All flights to Esfahan (or Isfahan) were fully booked which meant taking a bus down from Ramsar to this major cultural capital. It was a long drive and during one of the restroom stops in a parking lot in the middle of the desert I got approached by a small man who handed me a note. He had been on the same bus as I had but I hadn’t really noticed him at all, perhaps due to his small stature. This is what the note read:
Hello, my name is Majid.
I study agriculture.
What is your name and where are you from?
What is your profession?
I read the words once more and looked back at the small man. I started answering his questions but he quickly shook his head and simply pointed at the note again while handing me a pen. He wanted me to write down the answers and I wondered if he might be deaf. I wrote my answers down and handed the note back to him. He smiled, the bus driver honked his horn to tell us it was time to go again and Majid instantly turned around. So much for the deaf theory.
Once back on the bus it turned out the small Majid had a small bag with a big dictionary inside.
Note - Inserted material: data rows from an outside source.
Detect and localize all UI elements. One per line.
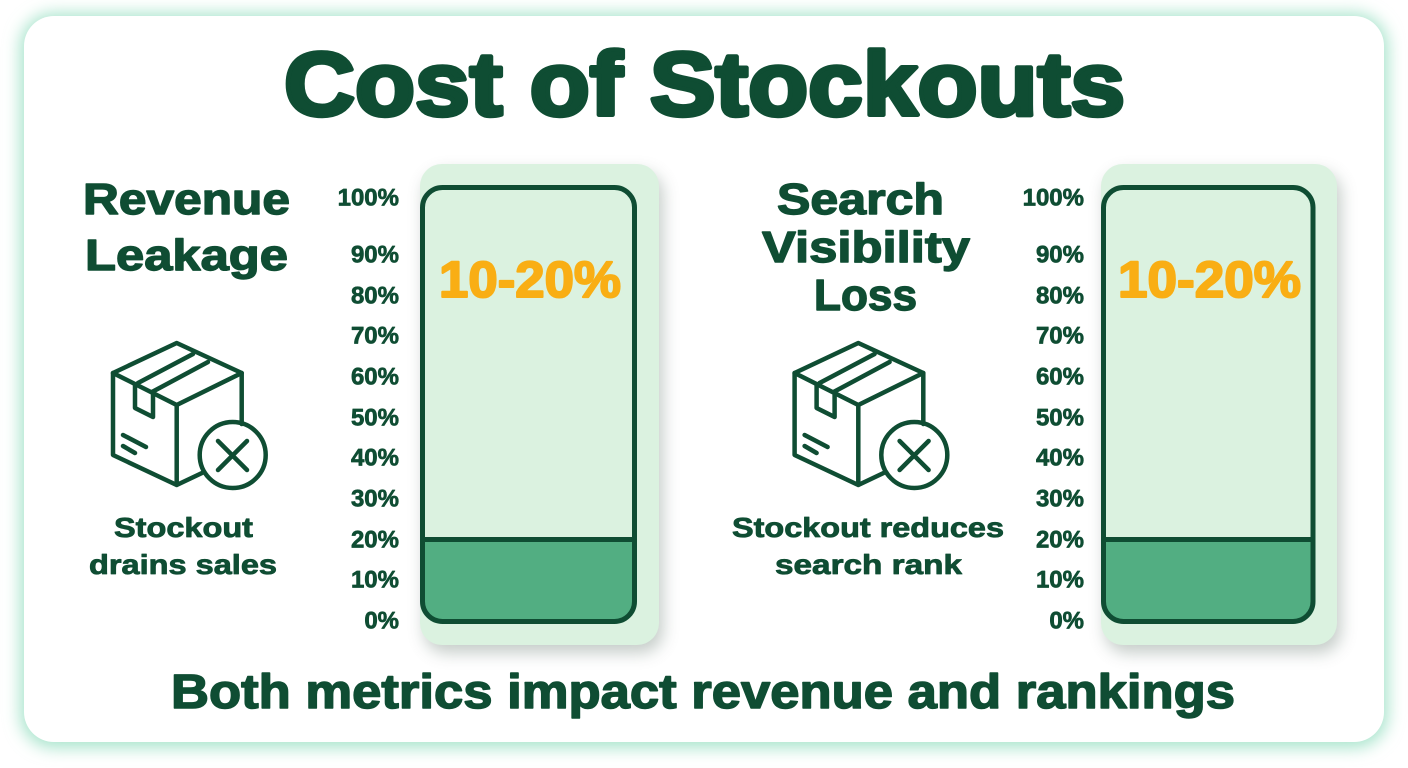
heading: search visibility loss: Loss xyxy=(814,271,917,320)
axis labels: 10% xyxy=(351,566,399,594)
axis labels: 80% xyxy=(351,282,399,310)
bar chart: revenue leakage xyxy=(420,164,663,653)
axis labels: 30% xyxy=(351,486,399,512)
axis labels: 100% xyxy=(338,184,399,212)
axis labels: 70% xyxy=(351,322,399,350)
axis labels: 0% xyxy=(364,608,399,634)
heading: revenue leakage: Revenue xyxy=(83,175,290,224)
caption: stockout drains sales: drains sales xyxy=(89,549,277,580)
footer statement: Both metrics impact revenue and rankings xyxy=(171,666,1235,719)
caption: stockout reduces search rank: Stockout reduces xyxy=(732,512,1004,543)
axis labels: 40% xyxy=(1036,444,1084,472)
title: Cost of Stockouts xyxy=(284,35,1125,135)
caption: stockout reduces search rank xyxy=(732,512,1004,580)
axis labels: 60% xyxy=(1036,364,1084,390)
icon: box with x xyxy=(113,343,266,488)
panel: revenue leakage xyxy=(83,164,663,653)
axis labels: 100% xyxy=(1023,184,1084,212)
heading: search visibility loss xyxy=(762,175,971,320)
axis labels: 70% xyxy=(1036,322,1084,350)
value label: 10-20% xyxy=(1118,251,1301,308)
axis labels: 60% xyxy=(351,364,399,390)
axis labels: 90% xyxy=(1036,242,1084,268)
axis labels: 20% xyxy=(1036,526,1084,554)
heading: search visibility loss: Search xyxy=(777,175,944,224)
axis labels: 30% xyxy=(1036,486,1084,512)
axis labels: 20% xyxy=(351,526,399,554)
axis labels: 90% xyxy=(351,242,399,268)
axis labels: 50% xyxy=(351,404,399,432)
axis labels: 80% xyxy=(1036,282,1084,310)
panel: search visibility loss xyxy=(732,164,1341,653)
icon: box with x xyxy=(795,343,947,488)
caption: stockout drains sales: Stockout xyxy=(114,512,253,543)
bar chart: search visibility loss xyxy=(1101,164,1341,653)
axis labels xyxy=(338,184,399,634)
heading: revenue leakage xyxy=(83,175,290,280)
axis labels: 40% xyxy=(351,444,399,472)
heading: search visibility loss: Visibility xyxy=(762,223,971,272)
heading: revenue leakage: Leakage xyxy=(85,231,288,280)
value label: 10-20% xyxy=(439,251,621,308)
caption: stockout drains sales xyxy=(89,512,277,580)
axis labels xyxy=(1023,184,1084,634)
caption: stockout reduces search rank: search rank xyxy=(775,549,963,580)
axis labels: 10% xyxy=(1036,566,1084,594)
axis labels: 50% xyxy=(1036,404,1084,432)
axis labels: 0% xyxy=(1049,608,1084,634)
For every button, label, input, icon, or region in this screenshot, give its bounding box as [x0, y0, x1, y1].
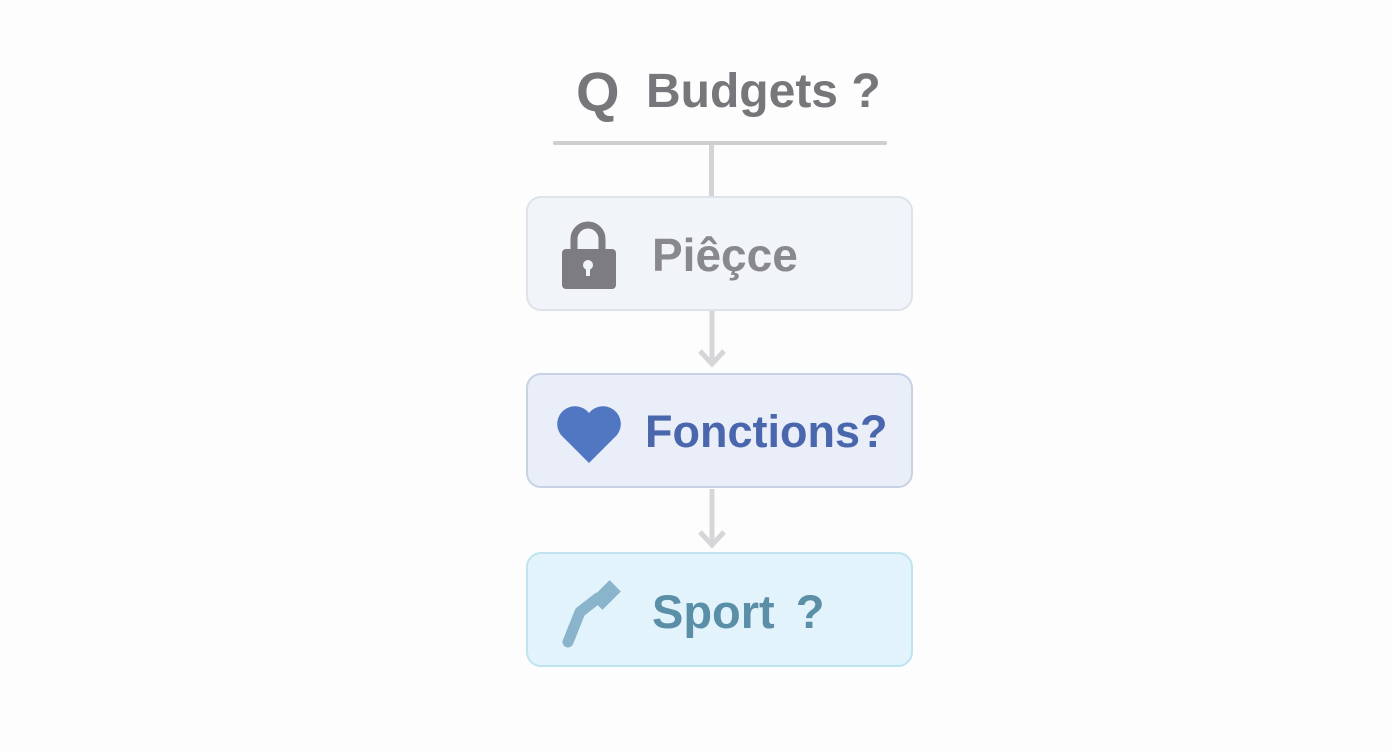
text: Fonctions?: Fonctions?	[645, 406, 887, 457]
arrow 1	[698, 311, 726, 368]
text: Piêçce: Piêçce	[652, 229, 798, 281]
icon: search Q: Q	[576, 60, 620, 123]
panel: Sport	[526, 552, 913, 667]
connector: title to Pièce	[709, 145, 714, 197]
panel: Fonctions	[526, 373, 913, 488]
icon: sport tool	[562, 580, 621, 648]
panel: Pièce	[526, 196, 913, 311]
title text: Budgets ?	[646, 65, 881, 118]
icon: lock	[562, 222, 616, 289]
title	[576, 60, 881, 123]
arrow 2	[698, 489, 726, 548]
icon: heart	[557, 406, 621, 463]
text: Sport ?: Sport ?	[652, 585, 824, 638]
divider line	[553, 141, 887, 145]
He carefully deciphered my reply and soon handed me another note, causing another passenger to ask what was up with all the love letters passing back and forth.
Majid wrote that he liked my home country because it was best in agriculture. I guess you learn something new every day. As he requests, I give him my e-mail address so we can stay in touch, which he does. He sent me multiple e-mails asking me if everything was ok, if I needed a guide and he wrote that if I ran into any trouble I should contact him. Majid, like many Iranians, turned out to have a big heart for such a small man.